“Jesus loves the little children…
All the children of the world…
Red and yellow, black and white…
They are precious in His sight…
Jesus loves the little children of the world”
Herman: Well, that song was quite obviously written by an Arminian
Calvin: Why do you say that?
Herman: Well, the song says that Jesus loves “all” the little children of the “world”. That is what Arminians believe, that Christ died for all and loves the world in such a way that He truly desires all to believe in Christ and be saved.
Calvin: Oh, well you have just misunderstood the context of the song.
Herman: What do you mean?
Calvin: Well, the context plainly demonstrates that “all” doesn’t mean “every child without exception.”
Herman: It doesn’t?
Calvin: Of course not. Look at that one line that says, “Red and yellow, black and white”.
Calvin: Well, it seems obvious to me that when he says “all the children of the world” he only means all the different colors of children in the world. You see, he is really concerned about racism and guarding against the false teaching that Jesus might only love red children and not any black children, etc.

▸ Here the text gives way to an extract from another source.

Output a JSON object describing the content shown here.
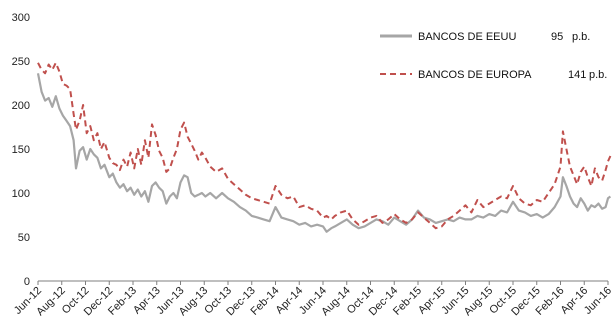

Herman: Is that right? I never realized that?
Calvin: Well, most people don’t, but that is just because they pay no attention to context. That is why God gave us Reformed theologians to explain these things to us. I could give you a good book by a Calvinist where he spends about twenty pages explaining why “all the children of the world” really means “only a relatively few children from among all the various races of the world”.
Herman: Wow, it is amazing to me that I never realized that before. I think I would like to read that book. Thank God he didn’t leave us on our own to interpret songs like this one or we might come to some really bizarre conclusions. I don’t know what we would ever do without those Reformed theologians you mentioned. I think from now on I will just read from them so I don’t misunderstand something else as I am obviously easily confused.
Calvin: Absolutely. Just make sure you don’t put their writings above what the songs actually say while understanding that it is impossible to rightly understand what the songs actually say and mean without reading from them.
Herman: Uh, sure. That makes sense. I think. Are you suggesting that they might be wrong about this song after all?
Calvin: Of course not. They are right because that is what the verse plainly means when considered in context and you can be sure that the song plainly means that because the Reformed theologians say so. Got it?
Herman: Yeah, I got it. Well, I’m off to buy some of those books you recommended. Thanks for all your help. Imagine, if I had never talked to you I would have just gone right on foolishly believing that the song was saying that Jesus actually loved “all” the children of the “world”.
Calvin: No problem. That’s what I’m here for.